We have already checked unmarked integers upto √N i.e floor(√50)=7. So whatever is left unmarked in the array now are all the prime numbers. Remember we have ignored 1 because it is neither prime nor composite.

The unmarked integers are {2,3,5,7,13,17,19,23,29,31,37,41,43,47} and are all prime numbers.

The complexity of the algorithm is O(sqrt(n)loglog(n)) which far better than our brute force approach.

Sieve of Eratosthenes: algorithm steps for primes below 121 (including optimization of starting from prime's square)

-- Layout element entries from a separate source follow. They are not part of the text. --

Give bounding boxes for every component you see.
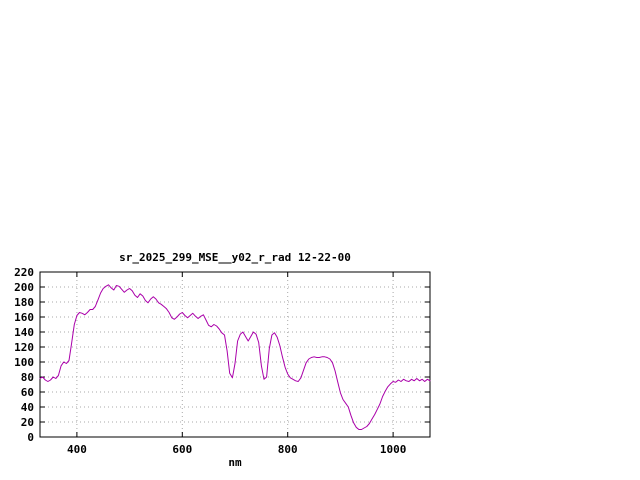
x-axis-label: nm: [228, 456, 242, 469]
y-tick-label: 100: [14, 356, 34, 369]
x-tick-label: 800: [278, 443, 298, 456]
y-tick-label: 60: [21, 386, 34, 399]
x-tick-label: 600: [172, 443, 192, 456]
y-tick-label: 20: [21, 416, 34, 429]
x-tick-label: 400: [67, 443, 87, 456]
spectrum-line: [39, 284, 431, 430]
y-tick-label: 200: [14, 281, 34, 294]
y-tick-label: 0: [27, 431, 34, 444]
y-tick-label: 220: [14, 266, 34, 279]
y-tick-label: 120: [14, 341, 34, 354]
x-tick-label: 1000: [380, 443, 407, 456]
y-tick-label: 80: [21, 371, 34, 384]
y-tick-label: 140: [14, 326, 34, 339]
chart-title: sr_2025_299_MSE__y02_r_rad 12-22-00: [119, 251, 351, 264]
y-tick-label: 40: [21, 401, 34, 414]
y-tick-label: 180: [14, 296, 34, 309]
plot-border: [39, 271, 431, 438]
y-tick-label: 160: [14, 311, 34, 324]
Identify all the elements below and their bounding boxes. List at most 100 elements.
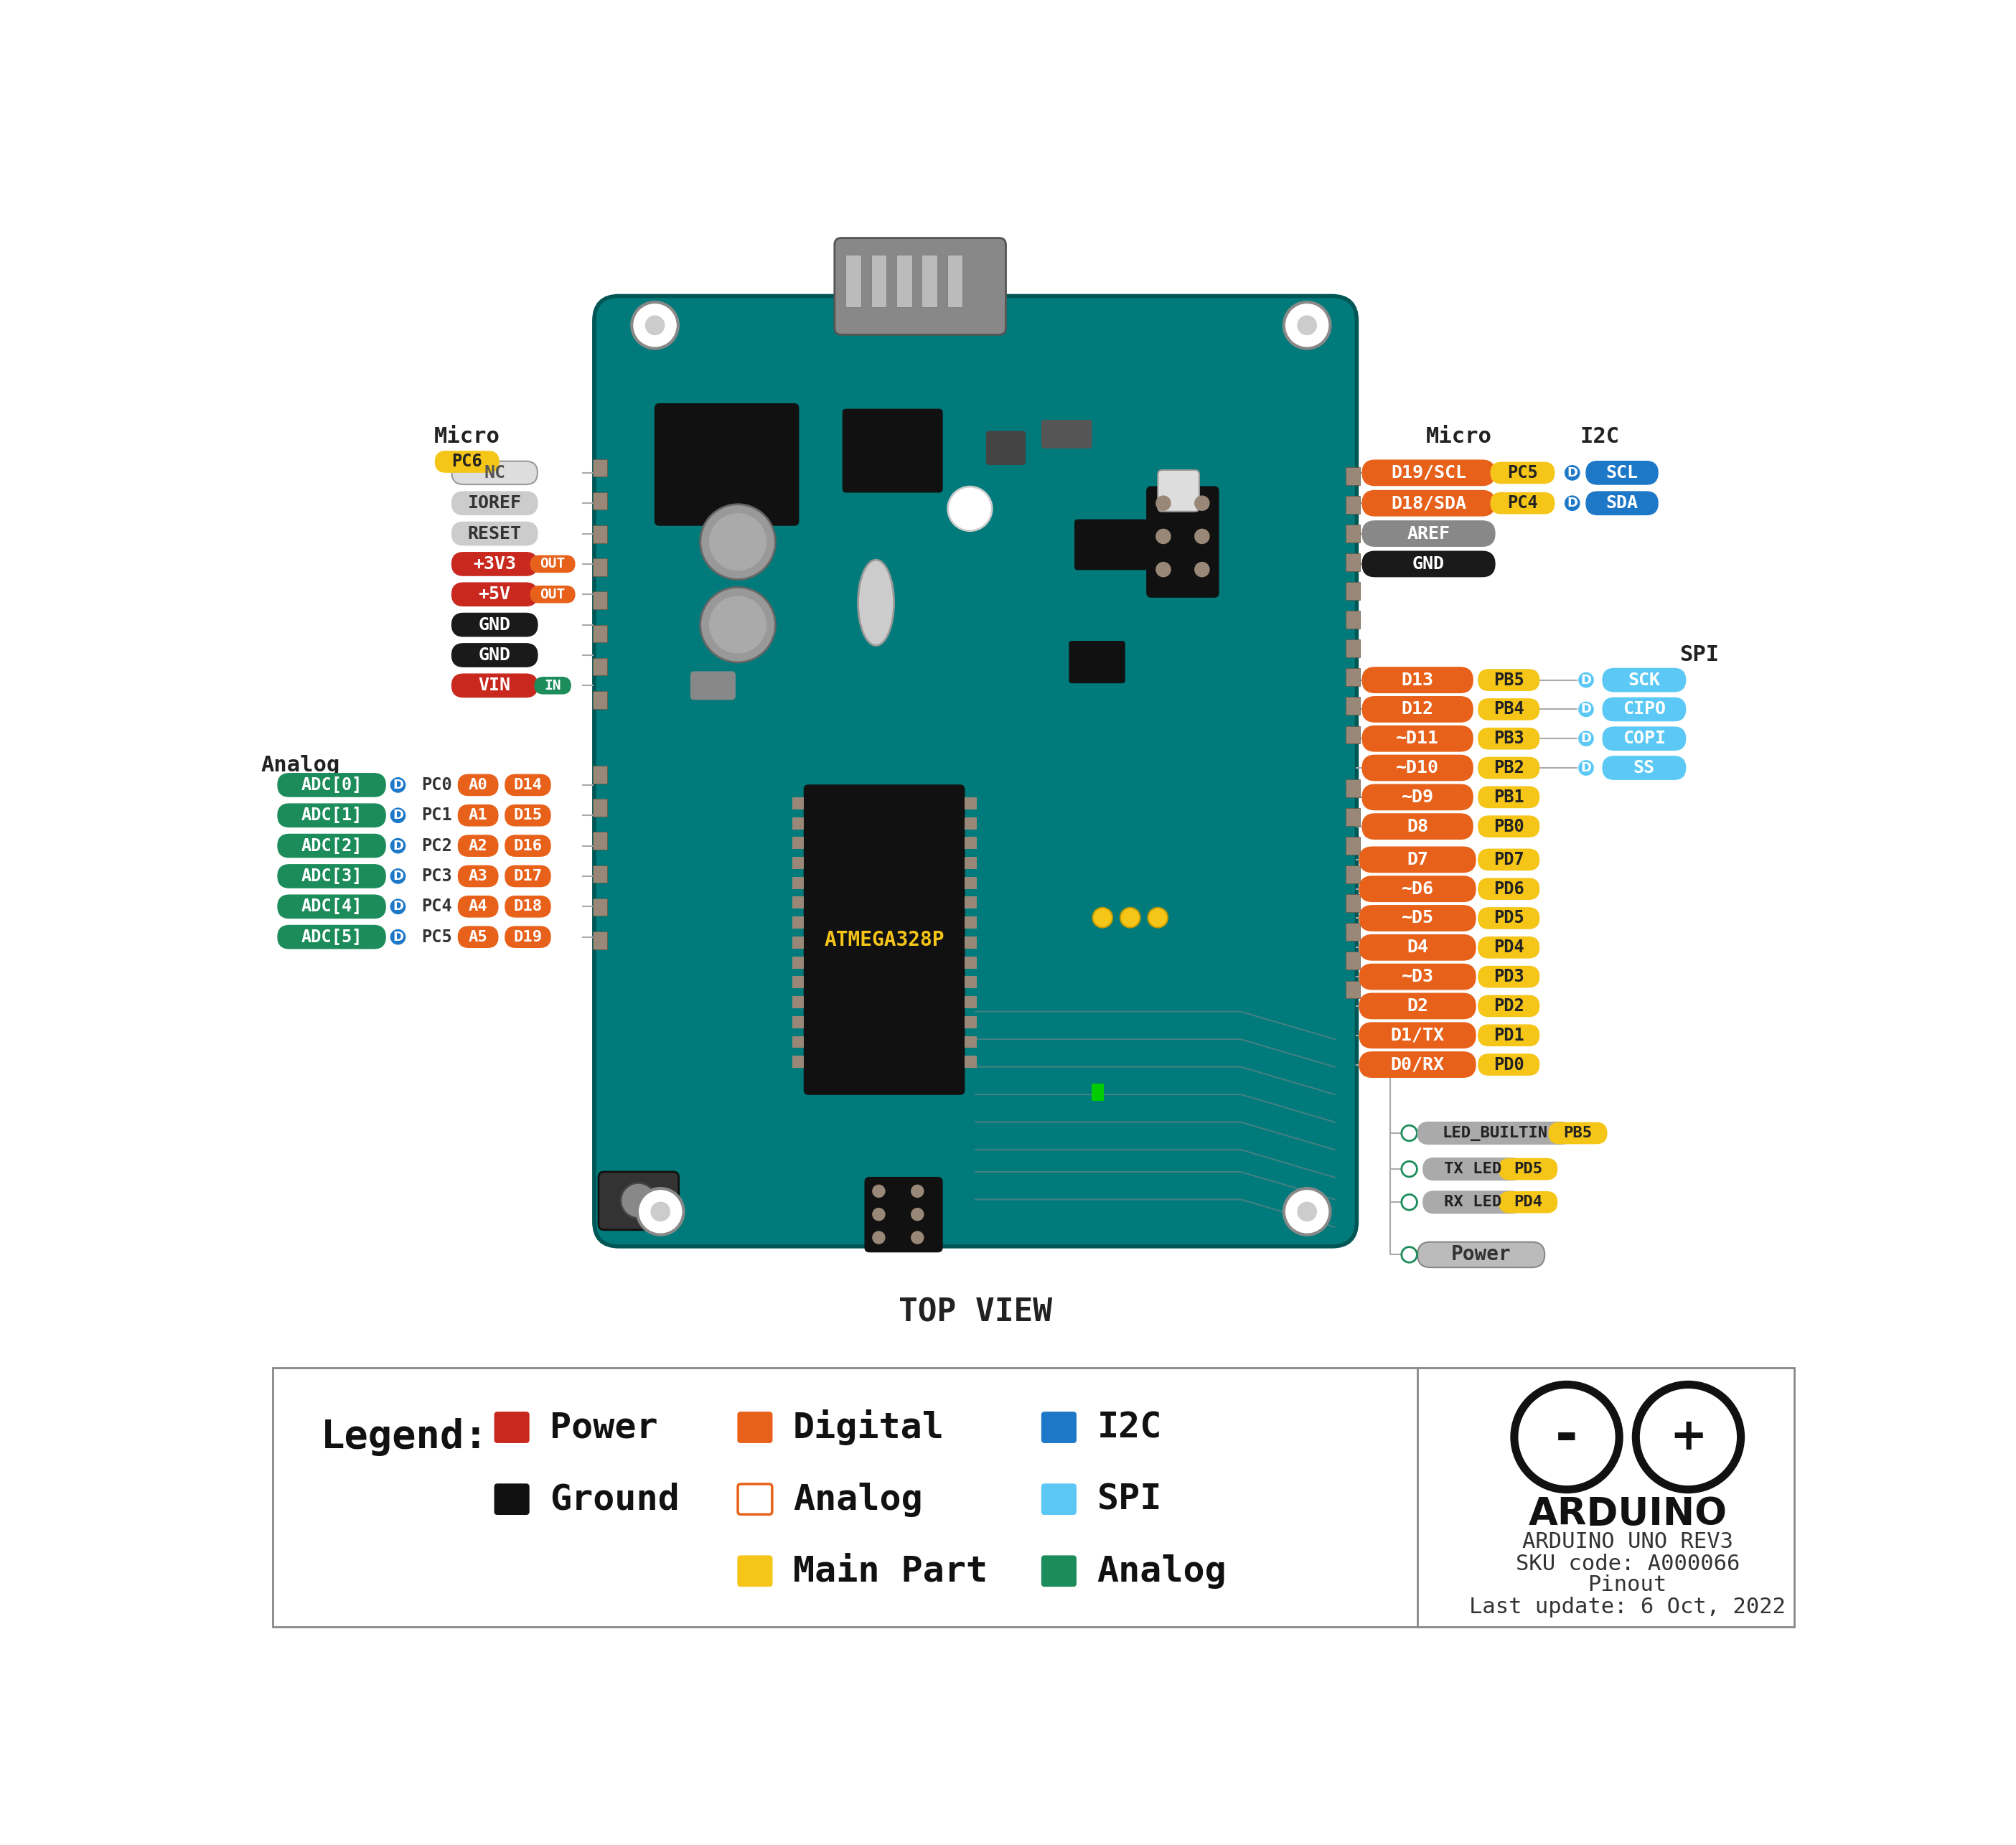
FancyBboxPatch shape [1363, 552, 1496, 577]
Circle shape [389, 899, 407, 915]
Text: PD3: PD3 [1494, 969, 1524, 985]
Text: SPI: SPI [1097, 1482, 1161, 1517]
Text: -: - [1556, 1410, 1579, 1463]
FancyBboxPatch shape [494, 1483, 528, 1515]
Circle shape [389, 867, 407, 884]
Text: +5V: +5V [478, 585, 510, 603]
FancyBboxPatch shape [494, 1411, 528, 1443]
Text: SPI: SPI [1679, 644, 1720, 666]
Text: ADC[3]: ADC[3] [300, 867, 363, 886]
Text: GND: GND [1413, 555, 1445, 572]
FancyBboxPatch shape [1157, 470, 1200, 511]
Bar [964, 956, 976, 969]
Circle shape [637, 1188, 683, 1234]
Circle shape [1579, 672, 1595, 688]
Text: Last update: 6 Oct, 2022: Last update: 6 Oct, 2022 [1470, 1596, 1786, 1618]
Bar [845, 255, 861, 306]
FancyBboxPatch shape [435, 452, 498, 472]
FancyBboxPatch shape [1603, 697, 1685, 721]
FancyBboxPatch shape [1068, 642, 1125, 683]
Text: SCL: SCL [1607, 465, 1639, 482]
Circle shape [1155, 496, 1171, 511]
FancyBboxPatch shape [458, 897, 498, 917]
FancyBboxPatch shape [1359, 993, 1476, 1018]
Bar [1347, 467, 1361, 485]
Text: PC0: PC0 [421, 777, 452, 793]
Text: D2: D2 [1407, 998, 1427, 1015]
FancyBboxPatch shape [452, 583, 538, 605]
Bar [1347, 611, 1361, 629]
Circle shape [1635, 1384, 1742, 1489]
FancyBboxPatch shape [1147, 487, 1218, 598]
FancyBboxPatch shape [1490, 493, 1554, 513]
Bar [593, 592, 607, 609]
FancyBboxPatch shape [1478, 670, 1538, 690]
Text: SDA: SDA [1607, 494, 1639, 511]
Bar [964, 976, 976, 989]
Bar [964, 838, 976, 849]
FancyBboxPatch shape [738, 1483, 772, 1515]
FancyBboxPatch shape [1603, 756, 1685, 779]
FancyBboxPatch shape [506, 836, 550, 856]
Text: I2C: I2C [1581, 426, 1619, 446]
Text: PC3: PC3 [421, 867, 452, 886]
FancyBboxPatch shape [1478, 729, 1538, 749]
FancyBboxPatch shape [458, 775, 498, 795]
Bar [1347, 982, 1361, 998]
Text: ~D10: ~D10 [1395, 760, 1439, 777]
Bar [964, 817, 976, 828]
Bar [792, 1035, 804, 1048]
Text: I2C: I2C [1097, 1410, 1161, 1445]
Circle shape [948, 487, 992, 531]
Text: D: D [1581, 762, 1591, 775]
Text: PD1: PD1 [1494, 1026, 1524, 1044]
Text: LED_BUILTIN: LED_BUILTIN [1441, 1125, 1548, 1140]
Text: D: D [1566, 467, 1579, 480]
Text: OUT: OUT [540, 587, 564, 601]
FancyBboxPatch shape [691, 672, 736, 699]
FancyBboxPatch shape [1587, 461, 1657, 485]
Bar [1347, 922, 1361, 941]
Circle shape [1147, 908, 1167, 928]
Text: Power: Power [550, 1410, 657, 1445]
FancyBboxPatch shape [1478, 786, 1538, 808]
Text: D0/RX: D0/RX [1391, 1055, 1443, 1074]
Bar [948, 255, 964, 306]
Bar [792, 976, 804, 989]
Bar [1347, 952, 1361, 970]
Circle shape [873, 1208, 885, 1221]
FancyBboxPatch shape [1363, 814, 1474, 839]
Text: PD2: PD2 [1494, 998, 1524, 1015]
FancyBboxPatch shape [458, 926, 498, 948]
Bar [1347, 554, 1361, 572]
Text: ATMEGA328P: ATMEGA328P [825, 930, 943, 950]
Circle shape [911, 1184, 923, 1197]
Circle shape [1284, 1188, 1331, 1234]
FancyBboxPatch shape [1478, 1053, 1538, 1076]
Bar [792, 956, 804, 969]
Text: ADC[1]: ADC[1] [300, 806, 363, 825]
Bar [1347, 895, 1361, 911]
Bar [593, 625, 607, 642]
FancyBboxPatch shape [1478, 815, 1538, 838]
FancyBboxPatch shape [530, 555, 575, 572]
Circle shape [389, 838, 407, 854]
Circle shape [1121, 908, 1141, 928]
Text: PB5: PB5 [1564, 1125, 1593, 1140]
FancyBboxPatch shape [278, 773, 385, 797]
FancyBboxPatch shape [530, 587, 575, 603]
FancyBboxPatch shape [595, 295, 1357, 1247]
Text: A0: A0 [468, 779, 488, 792]
Circle shape [1564, 465, 1581, 482]
Text: PB5: PB5 [1494, 672, 1524, 688]
Bar [964, 996, 976, 1007]
Circle shape [389, 928, 407, 945]
FancyBboxPatch shape [986, 432, 1026, 465]
Text: ~D6: ~D6 [1401, 880, 1433, 897]
Text: D: D [393, 900, 403, 913]
Bar [964, 917, 976, 928]
Bar [1347, 808, 1361, 827]
FancyBboxPatch shape [452, 491, 538, 515]
FancyBboxPatch shape [1478, 849, 1538, 871]
FancyBboxPatch shape [506, 865, 550, 887]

Below I am sharing my code for Sieve of Eratosthenes.

#include<bits/stdc++.h>
using namespace std;
int main()
{
int n;
cin>>n; //input Number N
vector<int>v(n+1); // creating a vector of size n+1 and all have default value 0.

for(int i=2;i*i<n;i++)
{
if(v[i]==0)
{
for(int p=i*2;p<=n;p+=i) // Marking all multiples of p and set them as 1.
v[p]=1;
}
}
for(int i=2;i<n;i++)
{
if(v[i]==0) // printing out all the unmarked integers which are the required prime numbers.
cout<<i<<endl;
}
}

Kudos guys!!! You have understood one of the most advanced and efficient algorithm. In my next blog, I will be writing about Data Structure Most frequently used Algorithm. Till then, Happy Coding!!